Each of the locomotives 14 and 12A and the control tower 16 includes a DP transceiver 28L, 28R, 28T (also referred to as a DP radio) and a DP antenna 29 for receiving and transmitting the DP communication messages. The DP transceivers are referred to by suffixed reference numerals 28L, 28R and 28T indicating location in the lead locomotive, remote locomotive, and the control tower, respectively.
The DP commands are typically generated in a lead station 30L in the lead unit 14 responsive to operator control of the motive power and braking controls in the lead locomotive 14, as described above. The remote locomotive 12A also includes a remote station 32R for processing messages from the lead locomotive 14 and for issuing reply messages and commands.
The distributed power train 10 further comprises a plurality of railcars 20 interposed between the locomotives illustrated in FIG. 1 and connected to a brake pipe 22. The railcars 20 are provided with an air brake system (certain components of which are not shown in FIG. 1) that applies the railcar air brakes in response to a pressure drop in the brake pipe 22 and releases the air brakes in response to a pressure increase in the brake pipe 22. The brake pipe 22 runs the length of the train for conveying the air pressure changes specified by air brake controllers 24 in the locomotives 14 and 12A. A plurality of transducers 69 is provided. The plurality of transducers 69 are associated with the equalizing/control reservoir, brake pipe, and brake cylinder at each brake controller 24 at each lead and remote locomotive. The transducers 69 communicate with the lead station 30L in the lead locomotive 14 to identify the brake application that the driver is commanding at the lead locomotive. The lead station then transmits this brake application data to the remote station 32R via the DP radios 28L and 28R. The remote station 32R then commands the remote brake controllers 24 to apply brakes as commanded from the lead locomotive. The transducers 69 communicate with the remote station 32R in the remote locomotive 12A to identify that the remote locomotive 12A is making its braking application in response to the braking application made by the lead locomotive 14.

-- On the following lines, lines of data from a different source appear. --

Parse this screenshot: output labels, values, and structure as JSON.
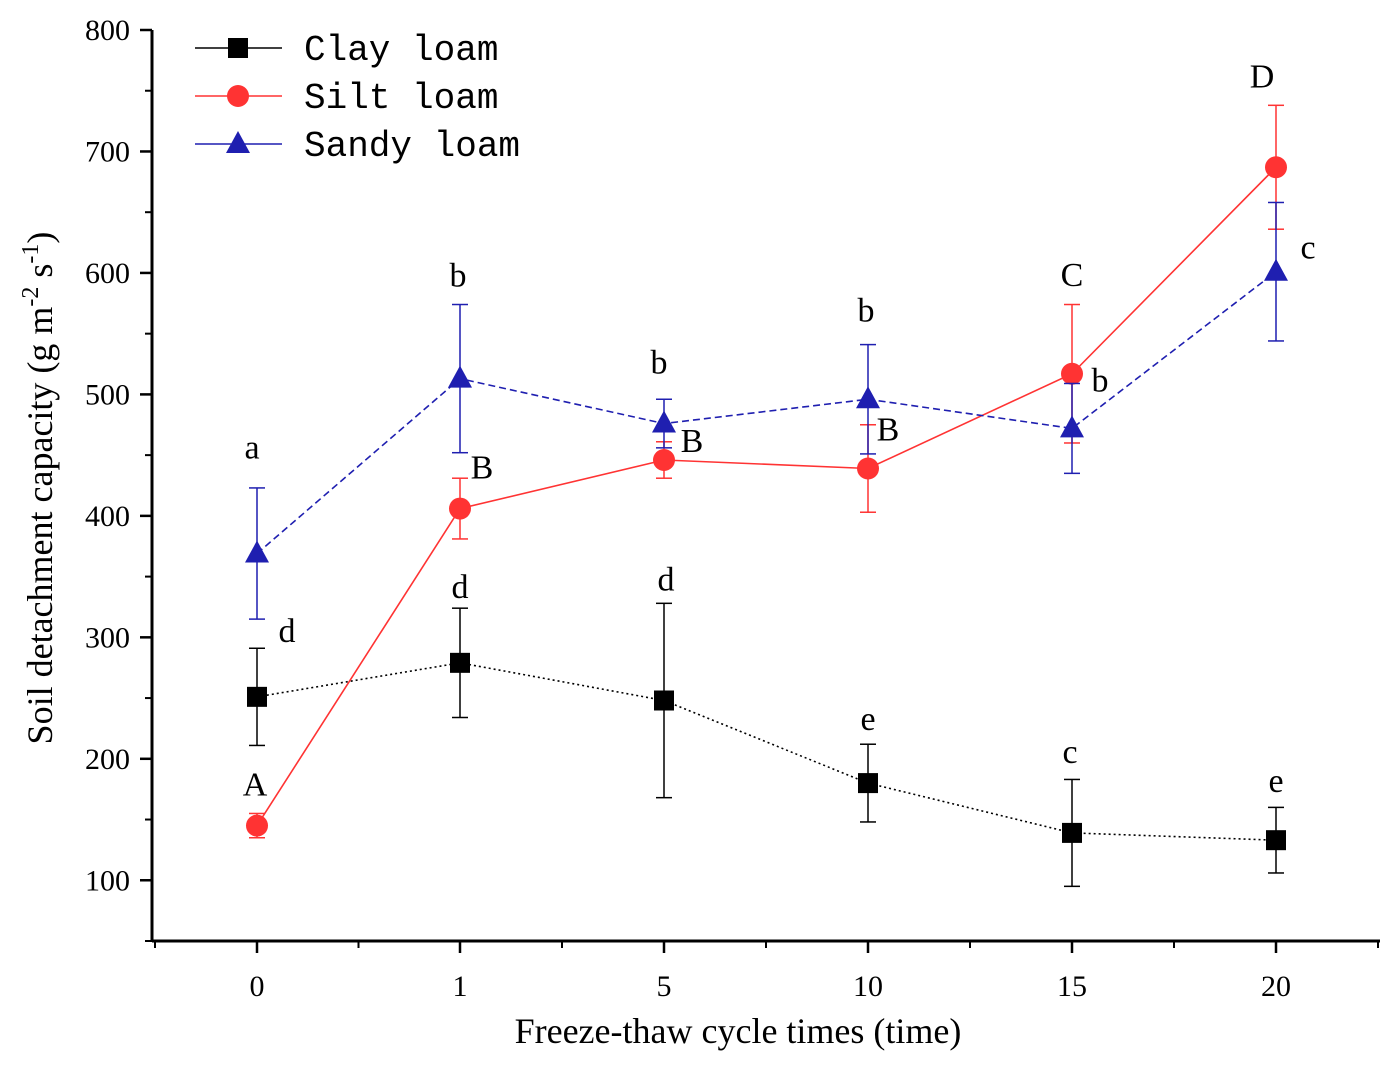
{
  "chart_data": {
    "type": "line",
    "title": "",
    "xlabel": "Freeze-thaw cycle times (time)",
    "ylabel_main": "Soil detachment capacity (g m",
    "ylabel_exp1": "-2",
    "ylabel_mid": " s",
    "ylabel_exp2": "-1",
    "ylabel_end": ")",
    "categories": [
      "0",
      "1",
      "5",
      "10",
      "15",
      "20"
    ],
    "ylim": [
      50,
      800
    ],
    "yticks": [
      100,
      200,
      300,
      400,
      500,
      600,
      700,
      800
    ],
    "ytick_labels": [
      "100",
      "200",
      "300",
      "400",
      "500",
      "600",
      "700",
      "800"
    ],
    "legend_position": "top-left",
    "series": [
      {
        "name": "Clay loam",
        "color": "#000000",
        "marker": "square",
        "line_style": "dotted",
        "values": [
          251,
          279,
          248,
          180,
          139,
          133
        ],
        "errors": [
          40,
          45,
          80,
          32,
          44,
          27
        ],
        "labels": [
          "d",
          "d",
          "d",
          "e",
          "c",
          "e"
        ]
      },
      {
        "name": "Silt loam",
        "color": "#ff3333",
        "marker": "circle",
        "line_style": "solid",
        "values": [
          145,
          406,
          446,
          439,
          517,
          687
        ],
        "errors": [
          10,
          25,
          15,
          36,
          57,
          51
        ],
        "labels": [
          "A",
          "B",
          "B",
          "B",
          "C",
          "D"
        ]
      },
      {
        "name": "Sandy loam",
        "color": "#1f1fb0",
        "marker": "triangle",
        "line_style": "dashed",
        "values": [
          369,
          513,
          476,
          496,
          472,
          601
        ],
        "errors": [
          54,
          61,
          20,
          45,
          37,
          57
        ],
        "labels": [
          "a",
          "b",
          "b",
          "b",
          "b",
          "c"
        ]
      }
    ]
  }
}
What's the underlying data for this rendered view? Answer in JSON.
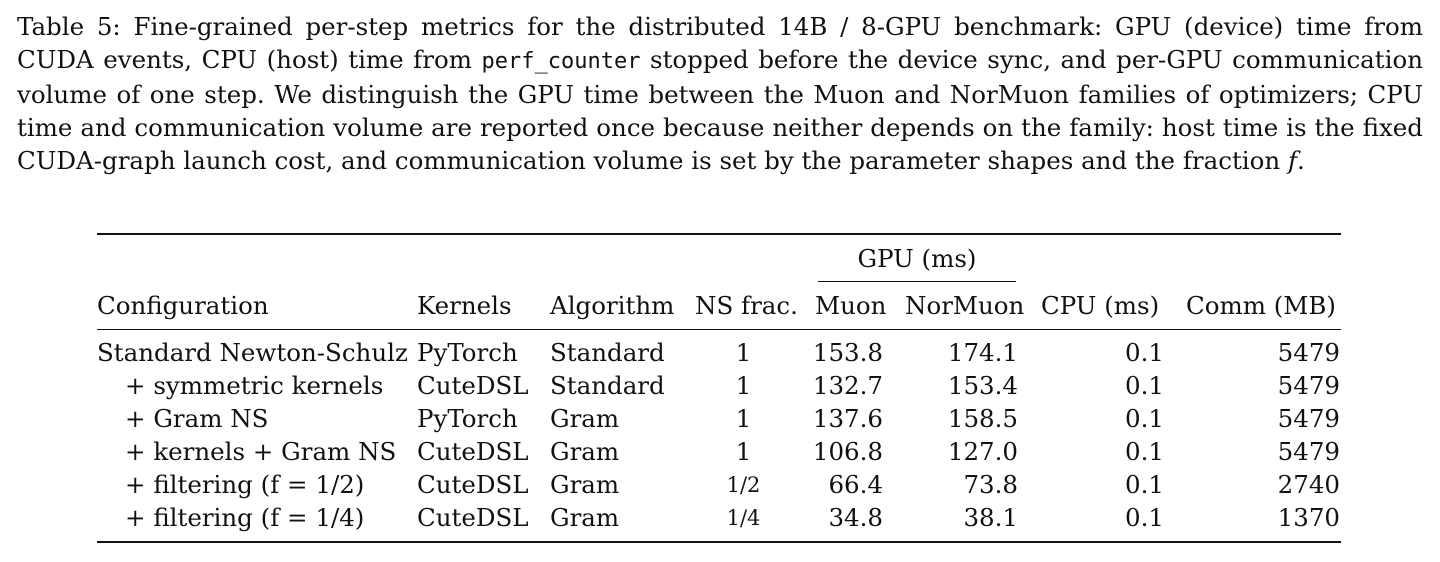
{
  "caption": {
    "part1": "Table 5: Fine-grained per-step metrics for the distributed 14B / 8-GPU benchmark: GPU (device) time from CUDA events, CPU (host) time from ",
    "code": "perf_counter",
    "part2": " stopped before the device sync, and per-GPU communication volume of one step. We distinguish the GPU time between the Muon and NorMuon families of optimizers; CPU time and communication volume are reported once because neither depends on the family: host time is the fixed CUDA-graph launch cost, and communication volume is set by the parameter shapes and the fraction ",
    "var": "f",
    "part3": "."
  },
  "table": {
    "group_header": "GPU (ms)",
    "headers": {
      "configuration": "Configuration",
      "kernels": "Kernels",
      "algorithm": "Algorithm",
      "ns_frac": "NS frac.",
      "muon": "Muon",
      "normuon": "NorMuon",
      "cpu": "CPU (ms)",
      "comm": "Comm (MB)"
    },
    "rows": [
      {
        "configuration": "Standard Newton-Schulz",
        "kernels": "PyTorch",
        "algorithm": "Standard",
        "ns_frac": "1",
        "muon": "153.8",
        "normuon": "174.1",
        "cpu": "0.1",
        "comm": "5479"
      },
      {
        "configuration": "+ symmetric kernels",
        "kernels": "CuteDSL",
        "algorithm": "Standard",
        "ns_frac": "1",
        "muon": "132.7",
        "normuon": "153.4",
        "cpu": "0.1",
        "comm": "5479"
      },
      {
        "configuration": "+ Gram NS",
        "kernels": "PyTorch",
        "algorithm": "Gram",
        "ns_frac": "1",
        "muon": "137.6",
        "normuon": "158.5",
        "cpu": "0.1",
        "comm": "5479"
      },
      {
        "configuration": "+ kernels + Gram NS",
        "kernels": "CuteDSL",
        "algorithm": "Gram",
        "ns_frac": "1",
        "muon": "106.8",
        "normuon": "127.0",
        "cpu": "0.1",
        "comm": "5479"
      },
      {
        "configuration": "+ filtering (f = 1/2)",
        "kernels": "CuteDSL",
        "algorithm": "Gram",
        "ns_frac": "1/2",
        "muon": "66.4",
        "normuon": "73.8",
        "cpu": "0.1",
        "comm": "2740"
      },
      {
        "configuration": "+ filtering (f = 1/4)",
        "kernels": "CuteDSL",
        "algorithm": "Gram",
        "ns_frac": "1/4",
        "muon": "34.8",
        "normuon": "38.1",
        "cpu": "0.1",
        "comm": "1370"
      }
    ]
  }
}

In distributed power applications, it is especially critical to have valid and accurate pressure transducer data. During times of communication interruption, if a brake application is applied at the lead locomotive, the remote locomotive cannot receive this brake command and the lead locomotive may apply brakes at the front part of the train very rapidly while the rear part of the train the brakes are being applied at a much slower rate. Such an application of brakes may result in experiencing high in-train forces, which are unacceptable during train motoring. Additionally, pressure transducers may fail at an acceptable pressure and provide a false reading to the lead locomotive, or, more specifically, a train control system. This false reading will indicate to the system that it is safe to operate in a nominal state. The false reading might allow the system to make an unacceptable action.
Therefore, owners and operators of locomotives and trains would benefit from being able to detect when a failed or stuck pressure transducer is realized where the detection ensures that the data associated with the detection is current data. Owners and operators would also benefit from having fewer working parts in the distributed power system; therefore, an additional benefit would be realized if the detection is accurate enough to reduce the number of redundant transducers currently required.